Estos dispositivos chinos —que permiten a los pacientes controlar tecnología digital utilizando únicamente sus pensamientos— pueden insertarse a través de una vena, al igual que un *stent*, a diferencia de las BCI convencionales que requieren que los pacientes se sometan a una cirugía cerebral.
StairMed Technology —una de las empresas emergentes participantes— «está desarrollando un método de implantación mínimamente invasivo, accediendo a través de los vasos sanguíneos del cuello y guiando el dispositivo por el sistema vascular directamente hasta el cerebro», declaró Zhao Zhengtuo, cofundador de la compañía, durante la Cumbre Mundial de la Salud celebrada el sábado en Hong Kong.

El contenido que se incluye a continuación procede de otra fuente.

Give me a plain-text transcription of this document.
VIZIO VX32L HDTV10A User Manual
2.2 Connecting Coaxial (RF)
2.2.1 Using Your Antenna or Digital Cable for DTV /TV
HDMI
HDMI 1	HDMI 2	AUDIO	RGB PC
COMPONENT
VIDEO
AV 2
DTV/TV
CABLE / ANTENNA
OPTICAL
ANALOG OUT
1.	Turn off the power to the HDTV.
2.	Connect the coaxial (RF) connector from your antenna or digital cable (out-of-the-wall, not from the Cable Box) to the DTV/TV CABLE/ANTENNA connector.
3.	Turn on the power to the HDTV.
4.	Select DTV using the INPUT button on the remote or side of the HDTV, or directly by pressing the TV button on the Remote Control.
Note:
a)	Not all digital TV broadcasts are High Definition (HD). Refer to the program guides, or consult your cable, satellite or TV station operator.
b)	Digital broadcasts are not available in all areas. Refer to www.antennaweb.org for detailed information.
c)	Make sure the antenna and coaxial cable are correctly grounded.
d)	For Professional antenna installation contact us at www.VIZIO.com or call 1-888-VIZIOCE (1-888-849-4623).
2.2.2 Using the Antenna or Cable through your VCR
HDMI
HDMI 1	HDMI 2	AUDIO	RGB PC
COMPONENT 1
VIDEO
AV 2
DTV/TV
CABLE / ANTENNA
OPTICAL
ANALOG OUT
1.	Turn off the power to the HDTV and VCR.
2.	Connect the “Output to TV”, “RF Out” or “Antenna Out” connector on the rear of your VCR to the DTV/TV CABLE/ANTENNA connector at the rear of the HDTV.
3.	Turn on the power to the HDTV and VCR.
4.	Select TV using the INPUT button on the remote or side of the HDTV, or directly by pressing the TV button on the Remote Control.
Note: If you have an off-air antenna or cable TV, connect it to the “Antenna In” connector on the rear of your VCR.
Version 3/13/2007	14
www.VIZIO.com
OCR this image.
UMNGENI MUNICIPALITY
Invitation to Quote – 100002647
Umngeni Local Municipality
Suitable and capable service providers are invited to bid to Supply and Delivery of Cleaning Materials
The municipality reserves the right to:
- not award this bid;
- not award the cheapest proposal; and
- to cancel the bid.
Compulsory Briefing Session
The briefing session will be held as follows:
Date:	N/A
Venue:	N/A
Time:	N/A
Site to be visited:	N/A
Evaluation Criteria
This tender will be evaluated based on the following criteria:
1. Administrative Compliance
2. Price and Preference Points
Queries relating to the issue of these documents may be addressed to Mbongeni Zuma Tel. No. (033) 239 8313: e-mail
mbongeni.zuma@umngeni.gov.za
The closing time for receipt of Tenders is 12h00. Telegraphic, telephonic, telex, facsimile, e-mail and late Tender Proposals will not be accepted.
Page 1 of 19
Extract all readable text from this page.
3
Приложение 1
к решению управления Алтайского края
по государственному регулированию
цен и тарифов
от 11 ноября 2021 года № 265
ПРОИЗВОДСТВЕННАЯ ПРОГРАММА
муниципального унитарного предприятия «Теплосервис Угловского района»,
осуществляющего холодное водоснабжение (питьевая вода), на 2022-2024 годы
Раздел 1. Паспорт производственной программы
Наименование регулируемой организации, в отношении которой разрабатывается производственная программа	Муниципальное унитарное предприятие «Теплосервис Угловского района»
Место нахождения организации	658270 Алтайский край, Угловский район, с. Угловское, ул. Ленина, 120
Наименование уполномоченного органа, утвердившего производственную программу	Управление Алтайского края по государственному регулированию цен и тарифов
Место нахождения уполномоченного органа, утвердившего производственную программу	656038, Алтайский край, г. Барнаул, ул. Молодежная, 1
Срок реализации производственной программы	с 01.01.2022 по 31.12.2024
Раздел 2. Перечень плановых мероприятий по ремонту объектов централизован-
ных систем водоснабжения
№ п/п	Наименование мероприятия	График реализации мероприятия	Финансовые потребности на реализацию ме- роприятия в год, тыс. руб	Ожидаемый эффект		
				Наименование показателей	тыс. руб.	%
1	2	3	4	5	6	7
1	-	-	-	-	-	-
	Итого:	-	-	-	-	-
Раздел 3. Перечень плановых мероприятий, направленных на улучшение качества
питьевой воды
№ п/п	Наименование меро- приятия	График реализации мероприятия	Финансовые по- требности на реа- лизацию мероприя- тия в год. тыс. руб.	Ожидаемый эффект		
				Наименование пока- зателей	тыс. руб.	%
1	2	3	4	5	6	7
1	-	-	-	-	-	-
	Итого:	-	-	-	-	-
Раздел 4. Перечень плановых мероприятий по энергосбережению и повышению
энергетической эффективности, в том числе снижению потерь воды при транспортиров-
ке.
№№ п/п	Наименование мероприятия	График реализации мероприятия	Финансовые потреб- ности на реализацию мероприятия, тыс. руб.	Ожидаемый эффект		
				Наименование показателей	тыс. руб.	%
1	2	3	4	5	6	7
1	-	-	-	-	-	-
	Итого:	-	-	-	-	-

La firma, con sede en Shanghái, ha recaudado más de 1.100 millones de yuanes (163 millones de dólares estadounidenses) en financiación durante el último año para avanzar en sus investigaciones; entre los inversores se encuentran los gigantes tecnológicos chinos Tencent Holdings y Alibaba Group Holding.
En diciembre, StairMed presentó el programa —desarrollado en colaboración con un equipo de investigación de la Academia China de Ciencias— para insertar BCI a través de los vasos sanguíneos en una región específica del cerebro y fijarlas en el exterior de la pared del vaso. Hasta ahora, la técnica se ha probado en ovejas, pero aún no han comenzado los ensayos en humanos.
Se prevé que el mercado de dispositivos de implante BCI crezca rápidamente durante la próxima década y alcance un valor de 80.000 millones de dólares solo en Estados Unidos para el año 2035, según un informe de Morgan Stanley. China se ha comprometido a fomentar «dos o tres» actores globales en el sector para el año 2030.
Un cirujano con cuatro o cinco años de experiencia puede colocar el dispositivo en tan solo 10 minutos.